Parce que le combat pour la liberté n’est pas un compte d’exploitation rationnel, Nomzamo Winifred Zanyiwe Winnie Madikizela-Mandela plus connue sous le nom de Winnie Mandela a incarné jusqu’à son ultime souffle, les honneurs et les désillusions du camp qui a combattu l’odieux système de l’Apartheid.
Sa disparition, annoncée ce 2 avril 2018, dans une Afrique du Sud libérée mais en proie, aujourd’hui plus que jamais, aux inégalités et à la pauvreté, rappelle au président Cyril Ramaphosa, nouvellement élu, les nombreuses attentes d’un peuple trompé par des politiciens qui confondent politique et business.

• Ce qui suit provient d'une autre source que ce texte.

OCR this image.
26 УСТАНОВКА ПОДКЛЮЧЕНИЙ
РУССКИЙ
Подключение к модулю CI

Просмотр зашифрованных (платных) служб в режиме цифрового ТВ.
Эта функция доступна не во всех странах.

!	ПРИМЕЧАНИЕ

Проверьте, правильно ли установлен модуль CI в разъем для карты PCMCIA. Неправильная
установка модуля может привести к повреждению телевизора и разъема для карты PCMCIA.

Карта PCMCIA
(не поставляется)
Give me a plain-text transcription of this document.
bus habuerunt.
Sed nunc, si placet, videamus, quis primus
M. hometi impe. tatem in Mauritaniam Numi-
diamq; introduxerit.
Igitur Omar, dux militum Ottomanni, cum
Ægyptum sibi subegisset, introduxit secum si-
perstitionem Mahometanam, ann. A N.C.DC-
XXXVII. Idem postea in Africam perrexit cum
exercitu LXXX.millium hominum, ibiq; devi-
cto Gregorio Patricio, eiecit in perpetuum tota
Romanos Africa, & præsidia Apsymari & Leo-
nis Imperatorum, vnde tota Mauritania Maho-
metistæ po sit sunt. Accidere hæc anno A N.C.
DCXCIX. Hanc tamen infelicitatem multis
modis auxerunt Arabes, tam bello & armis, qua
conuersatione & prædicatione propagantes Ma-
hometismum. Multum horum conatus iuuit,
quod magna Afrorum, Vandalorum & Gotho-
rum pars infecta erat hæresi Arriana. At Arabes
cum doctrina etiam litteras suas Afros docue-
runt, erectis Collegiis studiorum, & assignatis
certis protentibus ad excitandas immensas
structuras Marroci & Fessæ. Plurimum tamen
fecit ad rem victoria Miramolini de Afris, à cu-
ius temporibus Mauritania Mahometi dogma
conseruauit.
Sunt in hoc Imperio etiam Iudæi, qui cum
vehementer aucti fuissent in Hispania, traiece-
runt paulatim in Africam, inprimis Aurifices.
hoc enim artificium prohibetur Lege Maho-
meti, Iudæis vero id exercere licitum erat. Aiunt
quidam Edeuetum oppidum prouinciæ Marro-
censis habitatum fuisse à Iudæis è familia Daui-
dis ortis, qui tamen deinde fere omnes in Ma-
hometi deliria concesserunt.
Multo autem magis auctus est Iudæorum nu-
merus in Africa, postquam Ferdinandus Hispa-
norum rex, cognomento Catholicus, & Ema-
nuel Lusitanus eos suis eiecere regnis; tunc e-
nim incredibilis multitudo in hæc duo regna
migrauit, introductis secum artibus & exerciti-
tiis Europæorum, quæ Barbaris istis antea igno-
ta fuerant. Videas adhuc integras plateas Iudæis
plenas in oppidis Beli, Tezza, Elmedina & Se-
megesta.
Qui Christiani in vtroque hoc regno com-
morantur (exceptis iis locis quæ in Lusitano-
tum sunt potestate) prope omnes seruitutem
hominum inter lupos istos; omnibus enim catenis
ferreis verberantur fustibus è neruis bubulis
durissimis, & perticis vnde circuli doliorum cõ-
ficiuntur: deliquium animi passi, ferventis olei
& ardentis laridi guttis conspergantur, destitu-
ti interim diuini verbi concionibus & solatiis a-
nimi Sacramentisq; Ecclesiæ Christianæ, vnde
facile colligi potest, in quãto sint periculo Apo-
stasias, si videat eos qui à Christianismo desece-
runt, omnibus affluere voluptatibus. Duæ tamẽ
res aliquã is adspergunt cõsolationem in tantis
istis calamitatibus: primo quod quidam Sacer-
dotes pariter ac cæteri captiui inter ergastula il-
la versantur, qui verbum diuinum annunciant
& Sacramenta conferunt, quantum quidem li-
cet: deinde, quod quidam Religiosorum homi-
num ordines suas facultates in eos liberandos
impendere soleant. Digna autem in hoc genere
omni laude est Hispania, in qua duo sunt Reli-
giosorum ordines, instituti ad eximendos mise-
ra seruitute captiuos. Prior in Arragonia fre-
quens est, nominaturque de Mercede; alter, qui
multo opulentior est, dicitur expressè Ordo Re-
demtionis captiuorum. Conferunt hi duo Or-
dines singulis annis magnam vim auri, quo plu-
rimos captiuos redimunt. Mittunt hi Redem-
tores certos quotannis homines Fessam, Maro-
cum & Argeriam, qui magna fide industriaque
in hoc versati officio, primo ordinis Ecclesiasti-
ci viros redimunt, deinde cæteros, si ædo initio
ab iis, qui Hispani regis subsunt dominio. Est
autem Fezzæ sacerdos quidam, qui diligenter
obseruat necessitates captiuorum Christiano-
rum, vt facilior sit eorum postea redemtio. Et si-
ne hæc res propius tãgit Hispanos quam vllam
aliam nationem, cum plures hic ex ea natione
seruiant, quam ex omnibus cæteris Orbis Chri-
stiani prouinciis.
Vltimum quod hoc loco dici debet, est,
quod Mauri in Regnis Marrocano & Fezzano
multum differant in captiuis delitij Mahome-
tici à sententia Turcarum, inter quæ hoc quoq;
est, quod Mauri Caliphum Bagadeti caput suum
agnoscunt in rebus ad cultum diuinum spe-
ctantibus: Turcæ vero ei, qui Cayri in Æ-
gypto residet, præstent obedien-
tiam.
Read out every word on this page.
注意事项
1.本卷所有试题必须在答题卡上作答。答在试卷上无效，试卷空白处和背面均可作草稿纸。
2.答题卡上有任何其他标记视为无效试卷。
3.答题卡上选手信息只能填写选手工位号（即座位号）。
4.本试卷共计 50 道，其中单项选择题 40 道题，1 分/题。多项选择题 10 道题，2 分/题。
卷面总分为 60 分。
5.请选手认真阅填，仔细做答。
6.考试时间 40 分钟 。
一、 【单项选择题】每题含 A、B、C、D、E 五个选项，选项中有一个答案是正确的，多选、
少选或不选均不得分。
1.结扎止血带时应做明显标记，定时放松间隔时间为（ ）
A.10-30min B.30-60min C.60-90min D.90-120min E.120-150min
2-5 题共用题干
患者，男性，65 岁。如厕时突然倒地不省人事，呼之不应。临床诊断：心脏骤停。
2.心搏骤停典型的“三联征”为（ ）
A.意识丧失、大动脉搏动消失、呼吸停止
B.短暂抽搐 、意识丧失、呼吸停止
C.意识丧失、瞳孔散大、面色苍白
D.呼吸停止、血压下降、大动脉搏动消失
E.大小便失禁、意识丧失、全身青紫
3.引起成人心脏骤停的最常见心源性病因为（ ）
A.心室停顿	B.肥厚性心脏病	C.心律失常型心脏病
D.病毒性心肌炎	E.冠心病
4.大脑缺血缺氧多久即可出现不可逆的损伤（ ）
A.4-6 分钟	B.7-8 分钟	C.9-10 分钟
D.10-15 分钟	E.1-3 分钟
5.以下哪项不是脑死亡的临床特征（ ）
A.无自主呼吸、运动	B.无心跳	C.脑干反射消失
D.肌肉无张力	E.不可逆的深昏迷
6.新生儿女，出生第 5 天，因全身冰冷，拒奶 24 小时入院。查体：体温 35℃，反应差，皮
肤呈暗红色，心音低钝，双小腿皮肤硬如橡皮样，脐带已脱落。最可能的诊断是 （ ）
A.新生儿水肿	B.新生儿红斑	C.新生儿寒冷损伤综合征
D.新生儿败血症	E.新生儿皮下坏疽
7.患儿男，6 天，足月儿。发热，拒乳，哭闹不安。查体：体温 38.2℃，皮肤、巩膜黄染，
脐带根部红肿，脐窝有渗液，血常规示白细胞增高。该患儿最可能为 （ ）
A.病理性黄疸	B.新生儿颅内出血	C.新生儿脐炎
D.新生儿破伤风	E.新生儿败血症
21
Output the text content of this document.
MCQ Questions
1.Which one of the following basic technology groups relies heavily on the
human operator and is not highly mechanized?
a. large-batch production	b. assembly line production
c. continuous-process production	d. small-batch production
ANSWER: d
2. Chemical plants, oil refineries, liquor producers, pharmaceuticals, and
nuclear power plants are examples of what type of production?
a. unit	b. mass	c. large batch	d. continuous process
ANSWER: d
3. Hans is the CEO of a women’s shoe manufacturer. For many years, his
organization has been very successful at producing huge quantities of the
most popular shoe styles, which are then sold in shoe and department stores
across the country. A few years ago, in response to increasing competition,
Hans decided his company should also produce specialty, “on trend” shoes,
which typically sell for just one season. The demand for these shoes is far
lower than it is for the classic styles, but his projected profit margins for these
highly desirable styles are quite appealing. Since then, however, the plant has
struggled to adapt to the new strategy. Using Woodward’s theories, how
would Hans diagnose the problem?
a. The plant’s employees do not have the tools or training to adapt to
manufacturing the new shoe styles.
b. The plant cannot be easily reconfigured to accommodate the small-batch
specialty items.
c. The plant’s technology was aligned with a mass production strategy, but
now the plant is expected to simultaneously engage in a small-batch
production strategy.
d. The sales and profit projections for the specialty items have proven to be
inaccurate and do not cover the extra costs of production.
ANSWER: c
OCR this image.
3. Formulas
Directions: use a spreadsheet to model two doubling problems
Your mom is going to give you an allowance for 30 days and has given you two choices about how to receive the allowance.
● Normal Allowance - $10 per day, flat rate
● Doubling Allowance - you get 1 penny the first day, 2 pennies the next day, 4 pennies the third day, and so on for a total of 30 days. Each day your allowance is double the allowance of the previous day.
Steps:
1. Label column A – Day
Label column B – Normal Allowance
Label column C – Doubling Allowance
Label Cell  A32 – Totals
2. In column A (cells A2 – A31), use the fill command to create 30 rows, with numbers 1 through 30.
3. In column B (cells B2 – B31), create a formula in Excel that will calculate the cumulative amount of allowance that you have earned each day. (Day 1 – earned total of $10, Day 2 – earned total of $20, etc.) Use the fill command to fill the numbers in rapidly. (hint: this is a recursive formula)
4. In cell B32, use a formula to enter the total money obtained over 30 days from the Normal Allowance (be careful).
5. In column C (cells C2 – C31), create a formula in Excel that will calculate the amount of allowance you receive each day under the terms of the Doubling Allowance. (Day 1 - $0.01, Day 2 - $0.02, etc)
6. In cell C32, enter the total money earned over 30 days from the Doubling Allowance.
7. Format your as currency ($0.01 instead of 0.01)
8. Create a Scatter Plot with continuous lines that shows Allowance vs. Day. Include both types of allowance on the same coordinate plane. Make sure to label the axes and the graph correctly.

Disparue à l’âge de 81 ans, Winnie Mandela s’était mariée avec Nelson Mandela en 1958. Le couple s’est séparé en 1992 dans ce qui était un divorce aussi politique.
A l’inverse du réalisme de Mandela, Winnie incarnait une option plus radicale. Militante de l’ANC, elle restera aux côtés de son mari et le soutiendra sans faille durant les vingt-sept années de prison de celui-ci.
Pendant les années de lutte, Winnie est associée aux fameux supplices du pneu consistant à brûler les supposés traîtres noirs. Les témoignages accablants de ses complices devant la Commission Vérité et Réconciliation achèveront d’isoler définitivement Winnie Mandela. Celle qui donna tant à la lutte de l’Apartheid a pour ainsi directeur assumé le côté sombre de toute lutte révolutionnaire.
Un divorce familial et politique
En avril 1992, Nelson Mandela annonce sa séparation d’avec sa femme et met fin à leurs 38 ans de mariage. Le divorce est prononcé en mars 1996.
« J’ai été l’homme le plus seul qui soit », dira Mandela alors que des rumeurs d’infidélité entouraient son ex-femme. Celle qui est devenue Madikizela-Mandela présidera la ligue des femmes de l’ANC de 1993 à 1997. Vice -ministre des Arts, de la Culture, de la Science et des Technologies, elle démissionne en 1994 à la suite d’accusations de corruption. Elle reste populaire auprès de la base radicale de l’ANC, celle qui refuse la collaboration du gouvernement noir avec les colons blancs.
Femme complexe en dépit de son discours radical contre les Blancs, elle montre une réelle tristesse lors de l’assassinat de Marike de Klerk, l’ancienne épouse du dernier président blanc Frederik de Klerk, qu’elle qualifia de grande amie.
En 2003, elle est reconnue coupable par la justice sud-africaine de 43 accusations de fraudes, de 25 accusations de vols et est condamnée à quatre ans de prison. Récemment, Winnie fustigeait le train de vie des dignitaires de l’ANC: «Ce qui se passe contredit totalement ce pourquoi nous nous sommes battus. Maintenant, notre combat porte sur le nombre de voitures au garage et l’épaisseur de notre portefeuille d’actions dans l’industrie minière». Il y avait manifestement deux Winnie Mandela. L’histoire reconnaîtra la sienne.